Dernière actualité en date : la modification de la Loi fondamentale de l’État de la Cité du Vatican par le pape Léon XIV, immédiatement invoquée par le secrétaire permanent de l’Union sacrée, André Mbata Mangu, comme illustration de la normalité des révisions constitutionnelles.
La comparaison curieuse d’André Mbata
Le Professeur André Mbata Mangu, secrétaire permanent de l’Union sacrée de la Nation (USN) et figure emblématique du camp présidentiel, a saisi l’actualité du Vatican pour relancer le débat sur la révision de la Constitution en RDC. Sur son compte X, il a affirmé que le souverain pontife venait de démontrer qu’une Constitution n’était pas un texte intangible et qu’elle pouvait évoluer sans passer par un dialogue national ou un référendum. « Le Très Saint Père Léon XIV vient de changer la Constitution de l’État du Vatican, sans dialogue universel inclusif ni référendum », a-t-il écrit, avant de s’interroger, non sans ironie, sur la réaction que pourrait avoir la Conférence épiscopale nationale du Congo (CENCO), l’une des institutions religieuses les plus critiques à l’égard d’une révision de la Constitution congolaise.

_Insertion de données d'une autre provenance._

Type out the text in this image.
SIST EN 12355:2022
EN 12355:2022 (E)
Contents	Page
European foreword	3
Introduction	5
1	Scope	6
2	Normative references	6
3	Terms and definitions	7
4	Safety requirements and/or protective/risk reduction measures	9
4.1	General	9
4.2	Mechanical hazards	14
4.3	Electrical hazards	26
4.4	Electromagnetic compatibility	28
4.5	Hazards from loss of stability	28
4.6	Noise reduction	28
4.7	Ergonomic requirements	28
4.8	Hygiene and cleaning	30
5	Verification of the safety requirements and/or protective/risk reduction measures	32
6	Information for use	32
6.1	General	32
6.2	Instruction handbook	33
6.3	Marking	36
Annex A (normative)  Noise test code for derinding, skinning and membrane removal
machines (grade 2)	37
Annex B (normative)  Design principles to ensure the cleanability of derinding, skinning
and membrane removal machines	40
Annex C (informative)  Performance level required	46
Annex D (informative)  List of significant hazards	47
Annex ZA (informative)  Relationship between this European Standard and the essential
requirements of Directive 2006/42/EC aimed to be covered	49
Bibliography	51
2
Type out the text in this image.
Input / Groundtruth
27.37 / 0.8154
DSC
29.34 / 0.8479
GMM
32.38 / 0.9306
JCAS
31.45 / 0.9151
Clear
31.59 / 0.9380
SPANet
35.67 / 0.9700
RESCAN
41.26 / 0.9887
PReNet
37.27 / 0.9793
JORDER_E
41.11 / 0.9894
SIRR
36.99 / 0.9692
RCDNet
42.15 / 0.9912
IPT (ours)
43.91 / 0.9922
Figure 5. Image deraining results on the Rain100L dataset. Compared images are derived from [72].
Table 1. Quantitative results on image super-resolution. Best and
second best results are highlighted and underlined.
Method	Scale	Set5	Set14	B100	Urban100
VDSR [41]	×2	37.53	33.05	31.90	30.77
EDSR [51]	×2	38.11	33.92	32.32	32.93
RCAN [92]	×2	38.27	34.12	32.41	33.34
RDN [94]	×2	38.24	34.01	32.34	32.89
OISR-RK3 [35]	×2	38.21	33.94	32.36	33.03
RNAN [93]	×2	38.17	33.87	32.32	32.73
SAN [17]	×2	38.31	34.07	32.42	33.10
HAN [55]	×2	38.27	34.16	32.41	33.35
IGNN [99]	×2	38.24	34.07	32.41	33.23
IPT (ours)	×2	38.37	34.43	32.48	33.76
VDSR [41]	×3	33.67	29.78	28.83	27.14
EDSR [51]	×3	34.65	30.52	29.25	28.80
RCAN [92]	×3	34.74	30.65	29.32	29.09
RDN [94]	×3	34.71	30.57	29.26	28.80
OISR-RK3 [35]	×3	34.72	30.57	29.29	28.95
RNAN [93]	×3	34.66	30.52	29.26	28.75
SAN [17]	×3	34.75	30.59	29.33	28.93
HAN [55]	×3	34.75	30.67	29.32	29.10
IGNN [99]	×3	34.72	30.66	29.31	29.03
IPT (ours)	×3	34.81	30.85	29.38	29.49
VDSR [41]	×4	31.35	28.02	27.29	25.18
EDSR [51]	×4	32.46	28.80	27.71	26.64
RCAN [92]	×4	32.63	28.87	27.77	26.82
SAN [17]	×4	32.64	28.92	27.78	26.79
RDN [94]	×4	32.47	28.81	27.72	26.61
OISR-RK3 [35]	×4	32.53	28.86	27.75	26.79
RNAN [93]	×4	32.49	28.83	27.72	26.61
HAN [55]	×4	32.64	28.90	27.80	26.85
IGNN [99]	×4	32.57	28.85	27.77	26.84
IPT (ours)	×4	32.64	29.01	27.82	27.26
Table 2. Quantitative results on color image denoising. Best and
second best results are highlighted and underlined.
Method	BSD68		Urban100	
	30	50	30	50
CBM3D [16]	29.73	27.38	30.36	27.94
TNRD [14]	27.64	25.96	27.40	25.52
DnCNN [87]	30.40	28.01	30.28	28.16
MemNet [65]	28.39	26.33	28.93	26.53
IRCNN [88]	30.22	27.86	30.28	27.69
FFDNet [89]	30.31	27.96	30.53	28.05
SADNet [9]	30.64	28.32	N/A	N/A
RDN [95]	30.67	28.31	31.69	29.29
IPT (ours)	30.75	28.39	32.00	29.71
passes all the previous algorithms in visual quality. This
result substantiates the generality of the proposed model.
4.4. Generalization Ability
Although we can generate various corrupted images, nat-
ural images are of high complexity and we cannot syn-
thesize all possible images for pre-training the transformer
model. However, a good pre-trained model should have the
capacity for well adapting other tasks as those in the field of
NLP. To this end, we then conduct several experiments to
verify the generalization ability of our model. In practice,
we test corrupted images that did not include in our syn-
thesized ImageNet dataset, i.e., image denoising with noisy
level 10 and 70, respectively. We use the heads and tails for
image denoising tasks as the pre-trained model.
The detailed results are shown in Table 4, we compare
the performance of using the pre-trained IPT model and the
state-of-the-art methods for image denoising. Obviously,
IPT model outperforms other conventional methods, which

Selon André Mbata, le silence éventuel de l’Église catholique congolaise face à cette réforme vaticane pourrait fragiliser son opposition au projet porté par une partie de la majorité. Il va même plus loin en se demandant si les opposants congolais à toute modification de la Constitution oseront remettre en cause la décision du chef de l’Église catholique. Le responsable de l’USN n’a d’ailleurs pas ménagé ses adversaires politiques, les journalistes et certains créateurs de contenu sur les réseaux sociaux, qu’il accuse régulièrement d’alimenter une campagne de rejet systématique contre toute idée de réforme constitutionnelle. Dans un ton volontairement provocateur, il les a qualifiés de personnes « du mauvais côté de l’histoire », estimant qu’elles refusent d’admettre qu’une loi fondamentale doit parfois évoluer pour s’adapter aux réalités d’une époque.
Cette intervention du constitutionnaliste congolais soulève un certain nombre de questions, dont voici les plus marquantes : l’État du Vatican, dans sa forme et son fonctionnement, est-il comparable à la RDC ? Le pape, dirigeant du Vatican, est-il un chef d’État comme les autres ? Le contexte politique du Vatican est-il le même que celui de la RDC ? Ne dit-on pas souvent qu’il faut comparer deux choses comparables ? Les réponses à ces questions sont faciles à trouver.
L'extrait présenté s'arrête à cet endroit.